Just coping, not quite fine
In a conversation with my students (who are also peers and colleagues) today we were talking about how we all struggle at the moment. What emerged from the conversation is that we all felt things should be easier this year. We have pivoted online, we know how everything works. And yet. And yet the workload seems relentless and everything seems so much more.
Little interlude for anyone who is under the miscomprehension that online teaching is less work. Side eye to pretty much all the sensationalist papers. It is so much more work, more time intensive, it is also just more intensive, full stop. For effective online teaching you have to amplify your voice, which costs more energy, more attention, more time … and it doesn’t stop.
And at this point (it doesn’t stop) is where my profound insight—okay profound for me, it might be out there in the ether already—came in. Moving everything online has enabled us to do so much more, be involved in so much more. Which has contributed to more equity in participation and more opportunities.

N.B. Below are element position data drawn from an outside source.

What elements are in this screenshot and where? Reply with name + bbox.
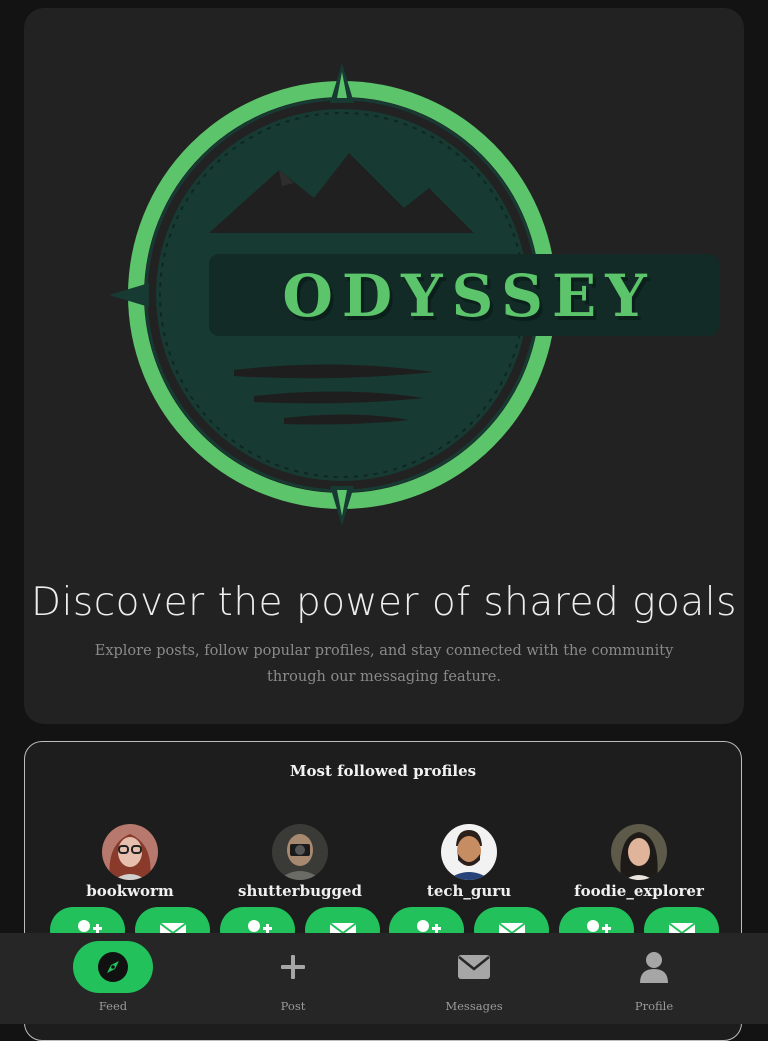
avatar[interactable] (102, 824, 158, 880)
nav-item-messages[interactable]: Messages (384, 933, 564, 1024)
user-icon (640, 952, 668, 983)
bottom-navigation: Feed Post Messages Profile (0, 933, 768, 1024)
username[interactable]: foodie_explorer (549, 882, 729, 900)
nav-label: Post (280, 999, 306, 1013)
nav-item-feed[interactable]: Feed (23, 933, 203, 1024)
compass-icon (98, 952, 128, 982)
hero-card: ODYSSEY Discover the power of shared goa… (24, 8, 744, 724)
nav-label: Messages (445, 999, 503, 1013)
username[interactable]: tech_guru (379, 882, 559, 900)
nav-item-profile[interactable]: Profile (564, 933, 744, 1024)
odyssey-logo: ODYSSEY (104, 58, 724, 538)
plus-icon (281, 955, 305, 979)
section-title: Most followed profiles (289, 762, 477, 780)
avatar[interactable] (272, 824, 328, 880)
hero-title: Discover the power of shared goals (31, 580, 737, 625)
username[interactable]: shutterbugged (210, 882, 390, 900)
nav-label: Feed (98, 999, 128, 1013)
avatar[interactable] (611, 824, 667, 880)
username[interactable]: bookworm (40, 882, 220, 900)
logo-wordmark: ODYSSEY (282, 262, 656, 330)
nav-label: Profile (634, 999, 674, 1013)
hero-subtitle: Explore posts, follow popular profiles, … (94, 643, 674, 685)
avatar[interactable] (441, 824, 497, 880)
envelope-icon (458, 955, 490, 979)
nav-item-post[interactable]: Post (203, 933, 383, 1024)
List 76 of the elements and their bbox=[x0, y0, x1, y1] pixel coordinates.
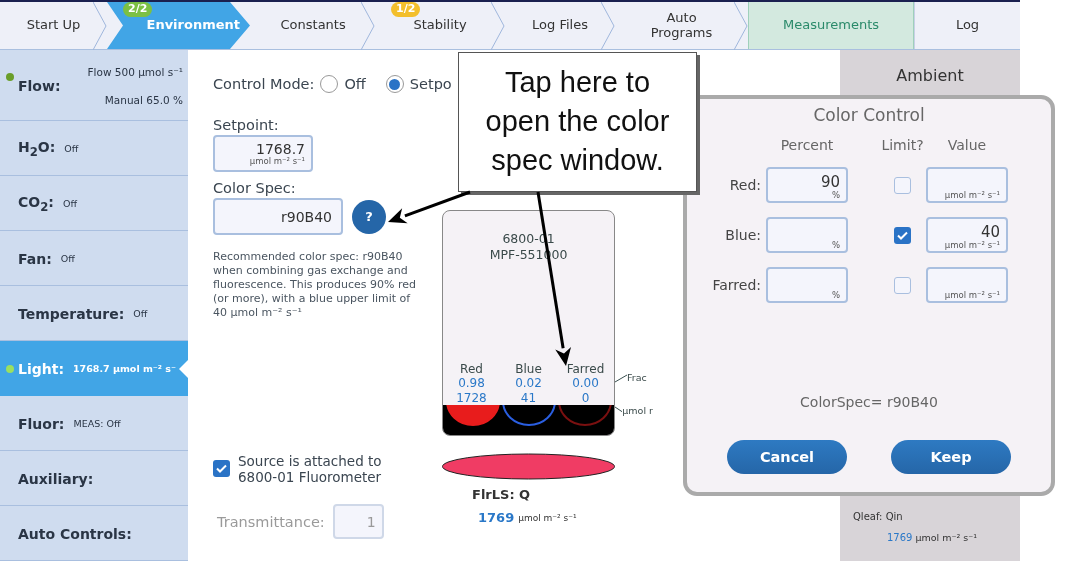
tab[interactable]: Log Files bbox=[505, 2, 615, 49]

But the spaces we are involved in the virtual classrooms, chat rooms, social media. These spaces never shut, never close. So they are a constant matter on our cognitive load. Even when going back to in location (I have lost track which term we are using now for teaching in a physical classroom with students attending live, in 3D) these spaces are now there to stay.
Even though I have notifications switched off after hours. Even though work apps are on a hidden screen I have to consciously go to. These open spaces, are live, will have interactions in them when I go back in. They are like a constant hum in the back of my mind.
I know not everyone feels like this. If you do, what mental image does help you to switch this off?